1) Be careful defining “conservative”: Gross et al. reject three common definitions of conservative. The first sees the conservative movement as a “backlash” against progressivism (“attempting to stuff a rapidly changing American society back into the box of a white, theologically conservative small-town vision of the good”). They argue this definition assumes static definitions of progressive and conservative, which don’t match the historical reality. The second flawed definition is that conservatives are “supporters of free market capitalism” who simply exploit race and religion to secure working class support. Gross et al. claim that this definition gives short shrift to the sincerity of social claims of the conservative movement. A final definition holds that conservatives have different assumptions about human nature (it’s unchanging) and the moral order (there’s objective morality) from progressives. This definition assumes homogeneity and intellectual coherence within the movement.

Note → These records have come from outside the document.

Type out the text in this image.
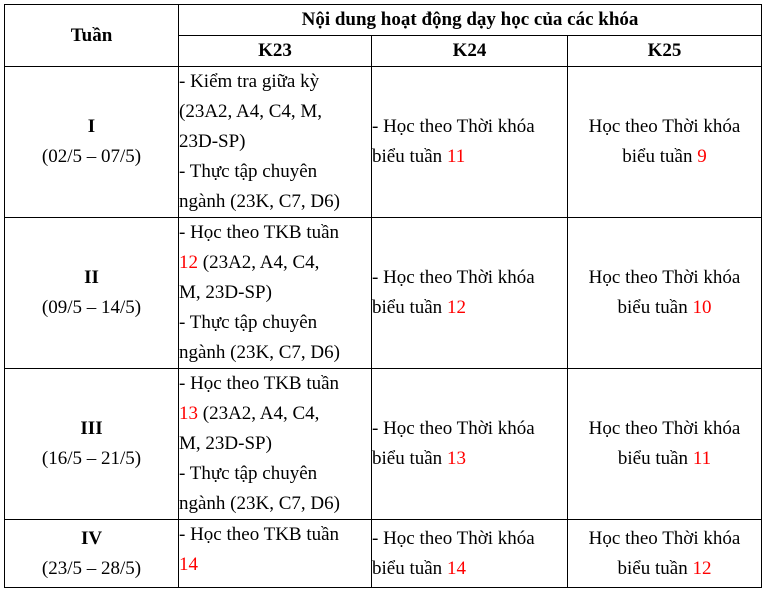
Tuần	Nội dung hoạt động dạy học của các khóa		
	K23	K24	K25

I
(02/5 – 07/5)	- Kiểm tra giữa kỳ
(23A2, A4, C4, M,
23D-SP)
- Thực tập chuyên
ngành (23K, C7, D6)	- Học theo Thời khóa
biểu tuần 11	Học theo Thời khóa
biểu tuần 9

II
(09/5 – 14/5)	- Học theo TKB tuần
12 (23A2, A4, C4,
M, 23D-SP)
- Thực tập chuyên
ngành (23K, C7, D6)	- Học theo Thời khóa
biểu tuần 12	Học theo Thời khóa
biểu tuần 10

III
(16/5 – 21/5)	- Học theo TKB tuần
13 (23A2, A4, C4,
M, 23D-SP)
- Thực tập chuyên
ngành (23K, C7, D6)	- Học theo Thời khóa
biểu tuần 13	Học theo Thời khóa
biểu tuần 11

IV
(23/5 – 28/5)	- Học theo TKB tuần
14	- Học theo Thời khóa
biểu tuần 14	Học theo Thời khóa
biểu tuần 12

Instead, they offer this definition: “conservatism is not a fixed category of belief or practice but a collective identity that evolves in the course of struggles…over meaning…” But it is an identity that is organized through social structures like social networks and formal organizations like the Republican Party or Tea Party groups. So, in analyzing the current situation, we must keep in mind that while conservatives tend to share an identity, ideology is not and never has been uniform either within the movement at any given moment or over time.

2) Framing Matters: One the main points of the article is that sociologists have not sufficiently recognized the contributions of conservative intellectuals to the movement. One of the main tasks for conservative intellectuals was to “[carve] out a viable identity for the movement” that would bridge the divide between libertarians (limited government in both fiscal and social issues) and traditionalists (social issue conservatives with free market concerns). Conservative intellectuals addressed this problem by reframing the concept of “elites” in a way that would satisfy both groups of conservatives:

“The danger in America lay not in great concentrations of wealth but in the growth of a political and cultural elite…that was more cosmopolitan than patriotic, soft on communism, driven to favor ill-fated social engineering schemes, and supportive of pernicious social trends like secularization.”

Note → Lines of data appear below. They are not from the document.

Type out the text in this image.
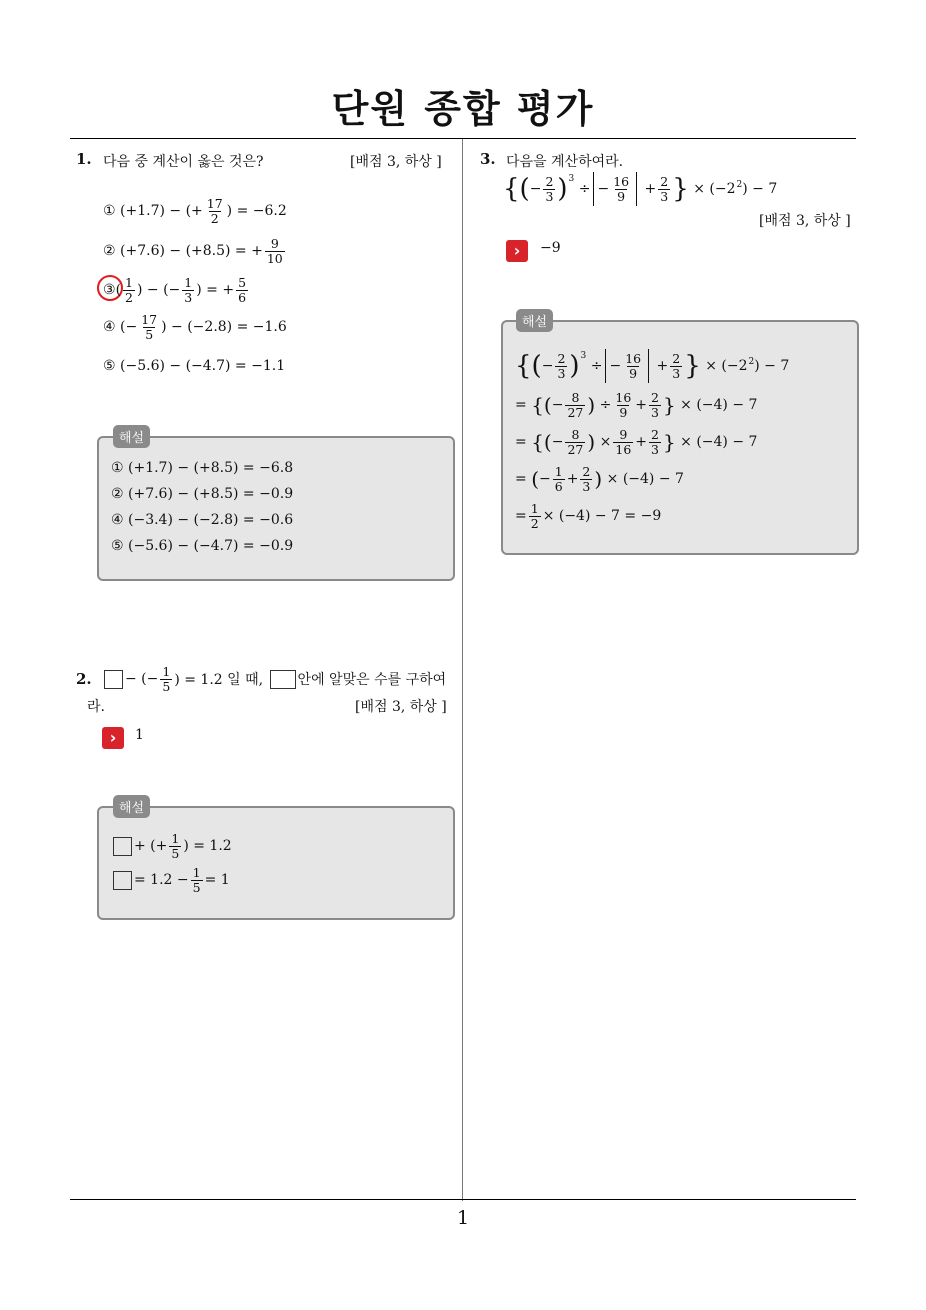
단원 종합 평가
1
1. 다음 중 계산이 옳은 것은?	[배점 3, 하상 ]
①
(+1.7) − (+ $\frac{17}{2}$ ) = −6.2
②
(+7.6) − (+8.5) = + $\frac{9}{10}$
③ ( $\frac{1}{2}$ ) − (− $\frac{1}{3}$ ) = + $\frac{5}{6}$
④
(− $\frac{17}{5}$ ) − (−2.8) = −1.6
⑤
(−5.6) − (−4.7) = −1.1
① (+1.7) − (+8.5) = −6.8
② (+7.6) − (+8.5) = −0.9
④ (−3.4) − (−2.8) = −0.6
⑤ (−5.6) − (−4.7) = −0.9
해설
2. − (− $\frac{1}{5}$ ) = 1.2 일 때,
안에 알맞은 수를 구하여
라.	[배점 3, 하상 ]
›	1
+ (+ $\frac{1}{5}$ ) = 1.2
= $1.2 - \frac{1}{5} = 1$
해설
3. 다음을 계산하여라.
{ ( − $\frac{2}{3}$ ) 3

÷ − $\frac{16}{9} + \frac{2}{3}$ }
× (−2 2 ) − 7
[배점 3, 하상 ]
›	−9
{ ( − $\frac{2}{3}$ ) 3

÷ − $\frac{16}{9} + \frac{2}{3}$ }
× (−2 2 ) − 7
= { ( − $\frac{8}{27}$ ) ÷ $\frac{16}{9} + \frac{2}{3}$ }
× (−4) − 7
= { ( − $\frac{8}{27}$ ) × $\frac{9}{16} + \frac{2}{3}$ }
× (−4) − 7
= ( − $\frac{1}{6} + \frac{2}{3}$ )
× (−4) − 7
= $\frac{1}{2} \times (-4) - 7 = -9$
해설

The success of this particular framing of “elites” help us understand how House Republicans would see themselves as taking a stand against elite power, while their liberal opponents also see themselves as standing up for the little guy.

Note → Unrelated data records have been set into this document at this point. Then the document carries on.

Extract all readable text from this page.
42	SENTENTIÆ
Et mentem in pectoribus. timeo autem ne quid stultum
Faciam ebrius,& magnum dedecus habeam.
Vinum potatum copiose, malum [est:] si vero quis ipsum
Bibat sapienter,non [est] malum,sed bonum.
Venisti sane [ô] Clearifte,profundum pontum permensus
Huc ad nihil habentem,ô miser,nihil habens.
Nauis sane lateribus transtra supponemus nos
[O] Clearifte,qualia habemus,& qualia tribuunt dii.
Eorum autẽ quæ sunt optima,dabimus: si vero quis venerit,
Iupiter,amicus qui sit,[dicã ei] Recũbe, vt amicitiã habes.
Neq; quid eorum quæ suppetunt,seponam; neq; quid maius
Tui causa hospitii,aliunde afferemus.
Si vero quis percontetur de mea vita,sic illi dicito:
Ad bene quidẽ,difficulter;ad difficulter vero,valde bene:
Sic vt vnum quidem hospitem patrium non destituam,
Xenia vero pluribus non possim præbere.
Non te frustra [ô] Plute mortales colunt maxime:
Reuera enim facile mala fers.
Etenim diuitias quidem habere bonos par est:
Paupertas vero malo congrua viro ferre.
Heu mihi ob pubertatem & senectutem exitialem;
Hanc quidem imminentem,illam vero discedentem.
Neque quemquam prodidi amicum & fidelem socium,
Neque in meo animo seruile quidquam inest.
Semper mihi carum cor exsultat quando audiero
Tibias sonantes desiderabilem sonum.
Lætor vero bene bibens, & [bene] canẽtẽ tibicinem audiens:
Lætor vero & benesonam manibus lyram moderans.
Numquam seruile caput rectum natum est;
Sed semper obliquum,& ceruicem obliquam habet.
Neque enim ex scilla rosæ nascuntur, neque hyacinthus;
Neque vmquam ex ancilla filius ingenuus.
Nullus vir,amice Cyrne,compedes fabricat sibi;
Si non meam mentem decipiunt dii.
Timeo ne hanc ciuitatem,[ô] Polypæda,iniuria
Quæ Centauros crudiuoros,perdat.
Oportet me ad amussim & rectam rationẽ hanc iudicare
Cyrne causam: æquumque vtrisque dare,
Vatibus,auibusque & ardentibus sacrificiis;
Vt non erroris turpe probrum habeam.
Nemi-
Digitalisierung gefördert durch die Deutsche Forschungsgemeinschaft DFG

3) Institutionalization Matters: As a movement almost entirely encased in the Republican Party, unlike, say, Occupy Wall Street, the American conservative movement has typically adopted electoral solutions. In other words, they’ve tried to back candidates and take control of the institutions of government. At the same time, seeking to counter “the dominance of liberal elites” in academia, the media, and policy institutes, conservative intellectuals encouraged the business community to help fund a “conservative counter-establishment.” This meant think-tanks like the Heritage Foundation and media outlets like Fox News. Today, Occupy has left behind some taglines (e.g., “the 99%”), but the radical wing of the conservative movement has a powerful place in Congress. The institutionalization of conservative views in media and think tanks have shaped the prevailing ideas among the conservative movement constituents, but also helped frame debates more widely. In other words, the effort to institutionalize as succeeded.

Taken together, the American conservative movement should be seen as an ever-changing and heterogeneous movement that has adopted effective framing and has been wildly successful in institutionalizing the movement. In other words, the movement has been anything but “crazy.” Holding aside the question of whether the movement’s ideas or tactics are good for society, they have been successful at doing what all movements aim to do: gain power.